Welcome To The Bitchery
Welcome To The Bitchery

I would like to talk for a minute about falling. For those of you who have been following along at home, I've been writing for the past couple weeks about my experiences with both climbing and depression. And tater tots, but that's less relevant. Please consider this a trigger warning with regards to those issues.

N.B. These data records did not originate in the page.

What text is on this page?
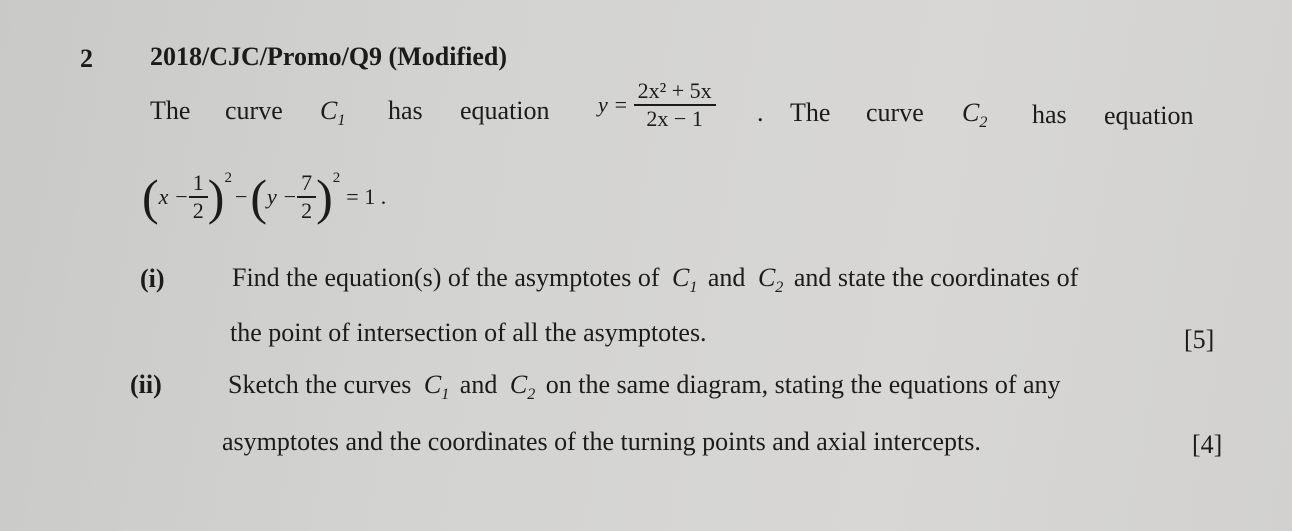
2 2018/CJC/Promo/Q9 (Modified)
The curve $C_1$ has equation $y = \frac{\text{2x² + 5x}}{2x - 1}$ . The curve $C_2$ has equation
( $x - \frac{1}{2}$ ) 2
− ( $y - \frac{7}{2}$ ) 2
= 1 .
(i)	Find the equation(s) of the asymptotes of $C_1$ and $C_2$ and state the coordinates of
the point of intersection of all the asymptotes.	[5]
(ii)	Sketch the curves $C_1$ and $C_2$ on the same diagram, stating the equations of any
asymptotes and the coordinates of the turning points and axial intercepts.	[4]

There is a saying in the climbing world that is no such thing as falling, there is only letting go. I call bullshit, because I can't tell you how many times I've taken a tumble when my feet apparently chose to let go without conference calling my brain, or because the flake of rock I was gripping chose to let go while I continued holding it. But I understand the metaphor. I am picturing myself on a specific route. It's an overhang, and I have to pull myself up over the ledge before I have anywhere to put my feet. My left hand clings to a light bulb shaped rock that is, to use a technical term, "a slippery ass motherfucker." My right hand grips a rough pocket, sandpapery sharp enough to cut through my weathered callouses and the paste of chalk and sweat coating my palms. My strength saps out like sweat down my back. I weigh my options. If I try to make the move, I may fall. If I hold here any longer, I will definitely fall. Defeated, I slink downwards back to what I perceive to be a safe place.

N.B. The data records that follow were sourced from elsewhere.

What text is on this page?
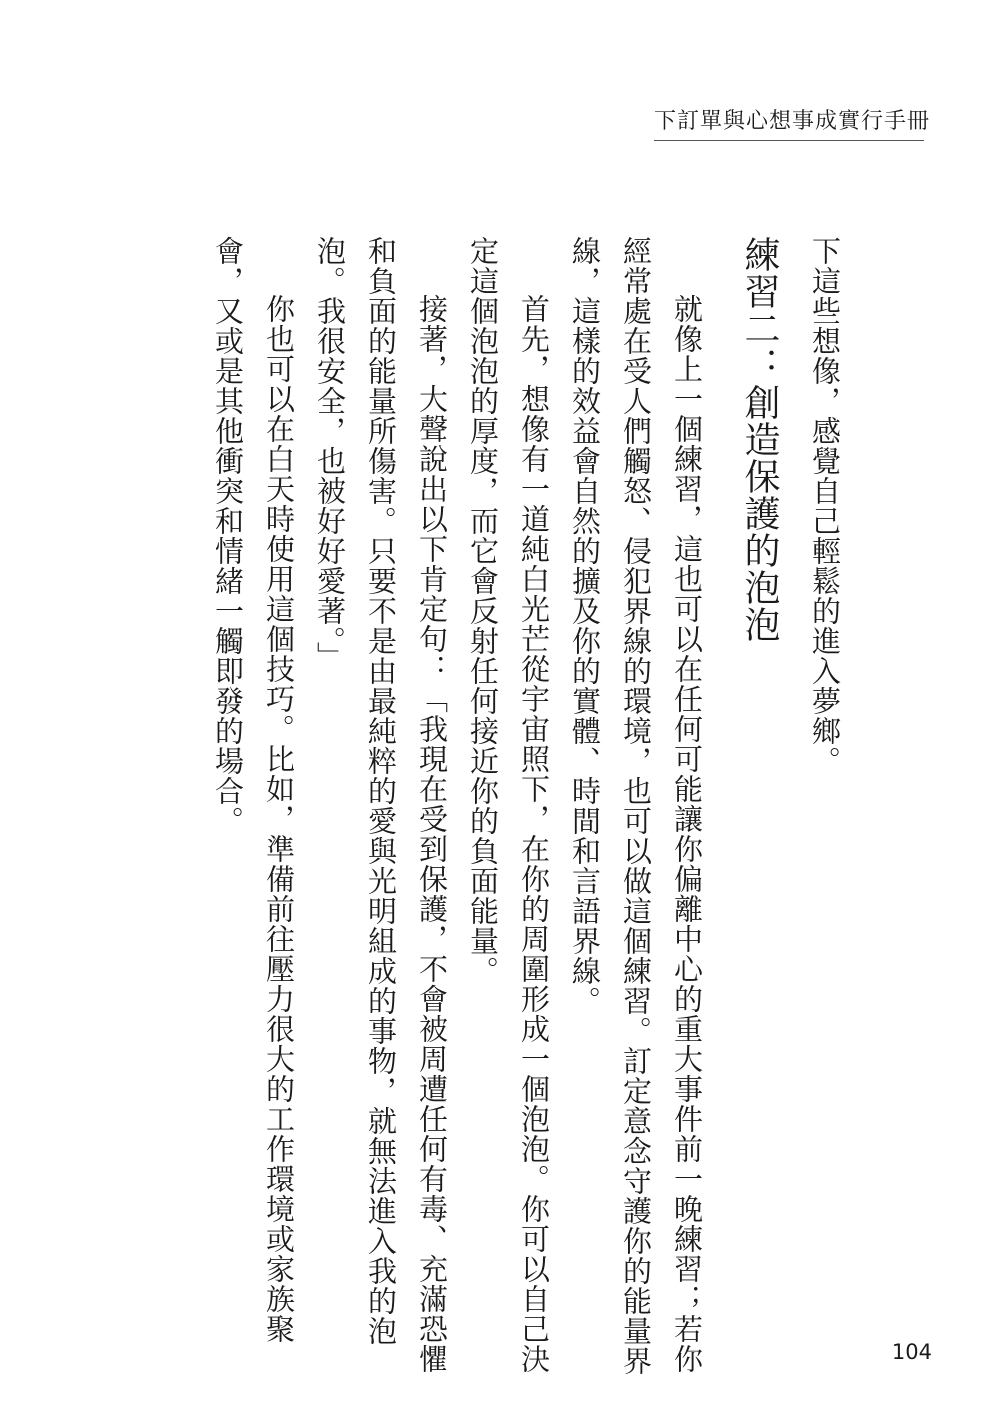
下訂單與心想事成實行手冊

下這些想像，感覺自己輕鬆的進入夢鄉。

練習二：創造保護的泡泡

就像上一個練習，這也可以在任何可能讓你偏離中心的重大事件前一晚練習；若你

經常處在受人們觸怒、侵犯界線的環境，也可以做這個練習。訂定意念守護你的能量界

線，這樣的效益會自然的擴及你的實體、時間和言語界線。

首先，想像有一道純白光芒從宇宙照下，在你的周圍形成一個泡泡。你可以自己決

定這個泡泡的厚度，而它會反射任何接近你的負面能量。

接著，大聲說出以下肯定句：「我現在受到保護，不會被周遭任何有毒、充滿恐懼

和負面的能量所傷害。只要不是由最純粹的愛與光明組成的事物，就無法進入我的泡

泡。我很安全，也被好好愛著。」

你也可以在白天時使用這個技巧。比如，準備前往壓力很大的工作環境或家族聚

會，又或是其他衝突和情緒一觸即發的場合。

104
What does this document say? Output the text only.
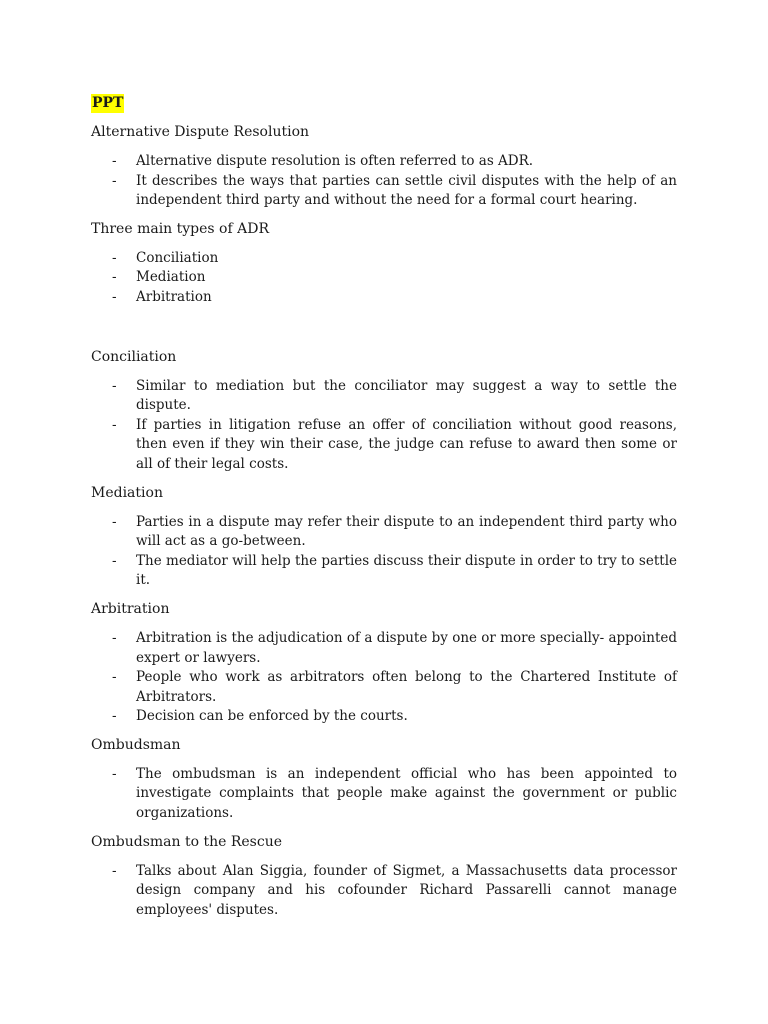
PPT
Alternative Dispute Resolution
- Alternative dispute resolution is often referred to as ADR.
- It describes the ways that parties can settle civil disputes with the help of an independent third party and without the need for a formal court hearing.
Three main types of ADR
- Conciliation
- Mediation
- Arbitration
Conciliation
- Similar to mediation but the conciliator may suggest a way to settle the dispute.
- If parties in litigation refuse an offer of conciliation without good reasons, then even if they win their case, the judge can refuse to award then some or all of their legal costs.
Mediation
- Parties in a dispute may refer their dispute to an independent third party who will act as a go-between.
- The mediator will help the parties discuss their dispute in order to try to settle it.
Arbitration
- Arbitration is the adjudication of a dispute by one or more specially- appointed expert or lawyers.
- People who work as arbitrators often belong to the Chartered Institute of Arbitrators.
- Decision can be enforced by the courts.
Ombudsman
- The ombudsman is an independent official who has been appointed to investigate complaints that people make against the government or public organizations.
Ombudsman to the Rescue
- Talks about Alan Siggia, founder of Sigmet, a Massachusetts data processor design company and his cofounder Richard Passarelli cannot manage employees' disputes.
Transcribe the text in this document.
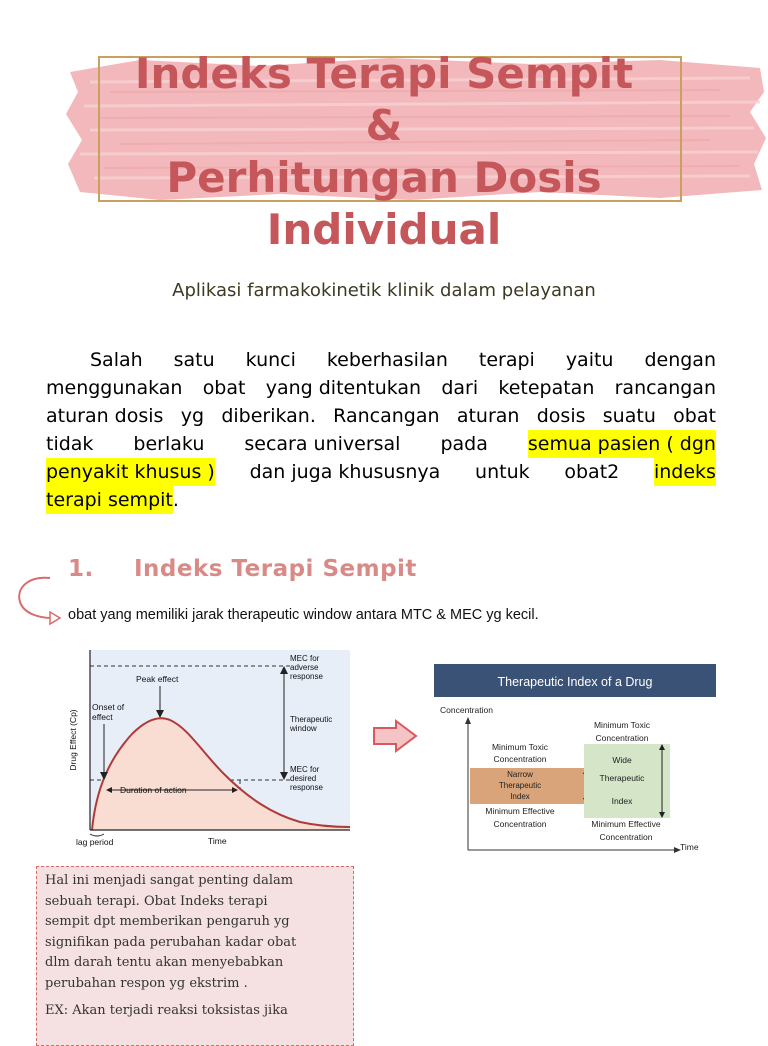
Indeks Terapi Sempit
&
Perhitungan Dosis
Individual
Aplikasi farmakokinetik klinik dalam pelayanan
Salah satu kunci keberhasilan terapi yaitu dengan
menggunakan obat yang ditentukan dari ketepatan rancangan
aturan dosis yg diberikan. Rancangan aturan dosis suatu obat
tidak berlaku secara universal pada semua pasien ( dgn
penyakit khusus ) dan juga khususnya untuk obat2 indeks
terapi sempit .
1. Indeks Terapi Sempit
obat yang memiliki jarak therapeutic window antara MTC & MEC yg kecil.
Drug Effect (Cp)
Peak effect
Onset of
effect
Duration of action
lag period	Time
MEC for
adverse
response
Therapeutic
window
MEC for
desired
response
Therapeutic Index of a Drug
Concentration
Time
Minimum Toxic
Concentration
Narrow
Therapeutic
Index
Minimum Effective
Concentration
Minimum Toxic
Concentration
Wide
Therapeutic
Index
Minimum Effective
Concentration
Hal ini menjadi sangat penting dalam
sebuah terapi. Obat Indeks terapi
sempit dpt memberikan pengaruh yg
signifikan pada perubahan kadar obat
dlm darah tentu akan menyebabkan
perubahan respon yg ekstrim .
EX: Akan terjadi reaksi toksistas jika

As we learned last week, asking for help has not been my most successful strategy, but there's a friend on staff who has always been my personal climbing guru, and so we set up a date to do fall drills. This friend I once described as a "leprechaun sasquatch," but that doesn't get to the heart of him. He's an elemental flame that has morphed into human form, I am sure of it. Bright and feisty, flickering with energy and light, constantly moving. The massive red beard may also be playing into this fireball image I've created. But above all else he radiates warmth. He makes me feel safe, and that is not a thing that can be said for the rest of the world these days.


We start an easy climb. I will scamper on up to a given point and then just let go. The scampering goes well. His constant easy chatter helps. It's the "just letting go" that's not going.

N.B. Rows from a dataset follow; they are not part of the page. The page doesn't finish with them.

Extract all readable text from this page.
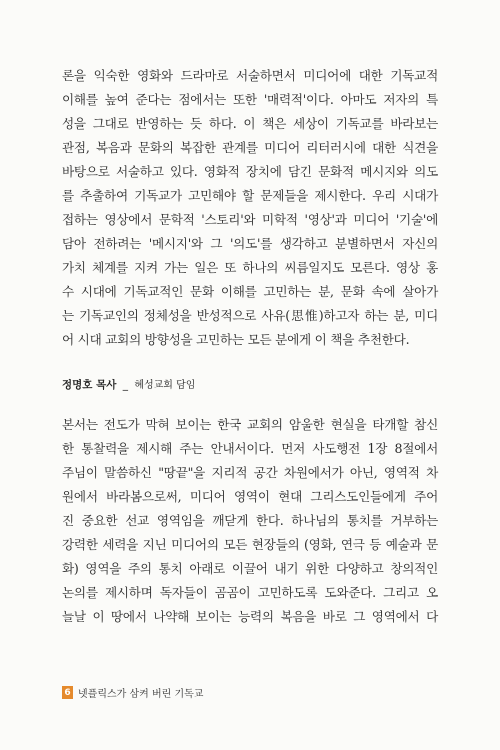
론을 익숙한 영화와 드라마로 서술하면서 미디어에 대한 기독교적
이해를 높여 준다는 점에서는 또한 '매력적'이다. 아마도 저자의 특
성을 그대로 반영하는 듯 하다. 이 책은 세상이 기독교를 바라보는
관점, 복음과 문화의 복잡한 관계를 미디어 리터러시에 대한 식견을
바탕으로 서술하고 있다. 영화적 장치에 담긴 문화적 메시지와 의도
를 추출하여 기독교가 고민해야 할 문제들을 제시한다. 우리 시대가
접하는 영상에서 문학적 '스토리'와 미학적 '영상'과 미디어 '기술'에
담아 전하려는 '메시지'와 그 '의도'를 생각하고 분별하면서 자신의
가치 체계를 지켜 가는 일은 또 하나의 씨름일지도 모른다. 영상 홍
수 시대에 기독교적인 문화 이해를 고민하는 분, 문화 속에 살아가
는 기독교인의 정체성을 반성적으로 사유(思惟)하고자 하는 분, 미디
어 시대 교회의 방향성을 고민하는 모든 분에게 이 책을 추천한다.
정명호 목사 _ 혜성교회 담임
본서는 전도가 막혀 보이는 한국 교회의 암울한 현실을 타개할 참신
한 통찰력을 제시해 주는 안내서이다. 먼저 사도행전 1장 8절에서
주님이 말씀하신 "땅끝"을 지리적 공간 차원에서가 아닌, 영역적 차
원에서 바라봄으로써, 미디어 영역이 현대 그리스도인들에게 주어
진 중요한 선교 영역임을 깨닫게 한다. 하나님의 통치를 거부하는
강력한 세력을 지닌 미디어의 모든 현장들의 (영화, 연극 등 예술과 문
화) 영역을 주의 통치 아래로 이끌어 내기 위한 다양하고 창의적인
논의를 제시하며 독자들이 곰곰이 고민하도록 도와준다. 그리고 오
늘날 이 땅에서 나약해 보이는 능력의 복음을 바로 그 영역에서 다
6 넷플릭스가 삼켜 버린 기독교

He asks: what are you thinking right now?
Possible answers:
— I was calculating the possible angle of the fall, pondering the tensile strength of the rope, and assessing for any potential obstacles.
— I was writing a sonnet to commemorate the occasion, but can't let go until I think of a rhyme for harness.
— I was thinking of ordering a pizza.
What I am actually thinking:
— Ahhhhhhhhhhhhhhhhhhhhhhhhhhhhhhhhfuuuuuuuuuuuuuuuuuccccccccccckkkkkk
It's not my most poetic, I'll admit.

So we change the plan and he is chattering away. Books he's read about mental strength, strategies about breathing, possibly ordering a pizza (wait, that one sounds familiar), techniques for safe falls, he swings off random holds as he walks, bounces and rolls his shoulders as he gets excited for the topic, scrunches his nose up like a little kid, always moving, always giving off warmth and noise.

I am quiet, frustrated, my hands slightly shaking.

For the new plan, I will climb a hard route until I do not have a choice and fall more organically. The part where I start hyperventilating almost immediately is, admittedly, a problem.


What are you thinking, he asks.
The answer is still: ahhfuck (with lots of extra vowels)

We try again and now I'm making rookie mistakes, slipping and sloppy. Back down again.


He is silent and still. I sink into the static of the mat, still tied to the rope and my sense of defeat. He calls me by name and pauses again. It is the quiet more than anything that gets my attention.
I promise you I will always catch you, he says. No matter what happens, I will never let you hit the ground.

So here I am again on that overhang (technical term: nemesis*). If I try to push higher, I might fall. If I hang on any longer, I will definitely fall. No matter what happens, I will never let you hit the ground. I swing for the move. I fall. He catches me. And I am rewarded by a rush of adrenaline and my first real laugh in weeks.


When I go home to shower, I realize there are stains across my bathroom and I am not sure if they are blood or wine**. I am going to reach out for some genuine real help, and it's terrifying because I'm afraid I'm going to fall again. But I can't hold on any longer. There is no falling, there is only choosing to let go.


I hope someone catches me.

* Arch nemesis: that is another climbing pun. You are welcome.
** Oh heeeeey GT. Holla atcha squalor.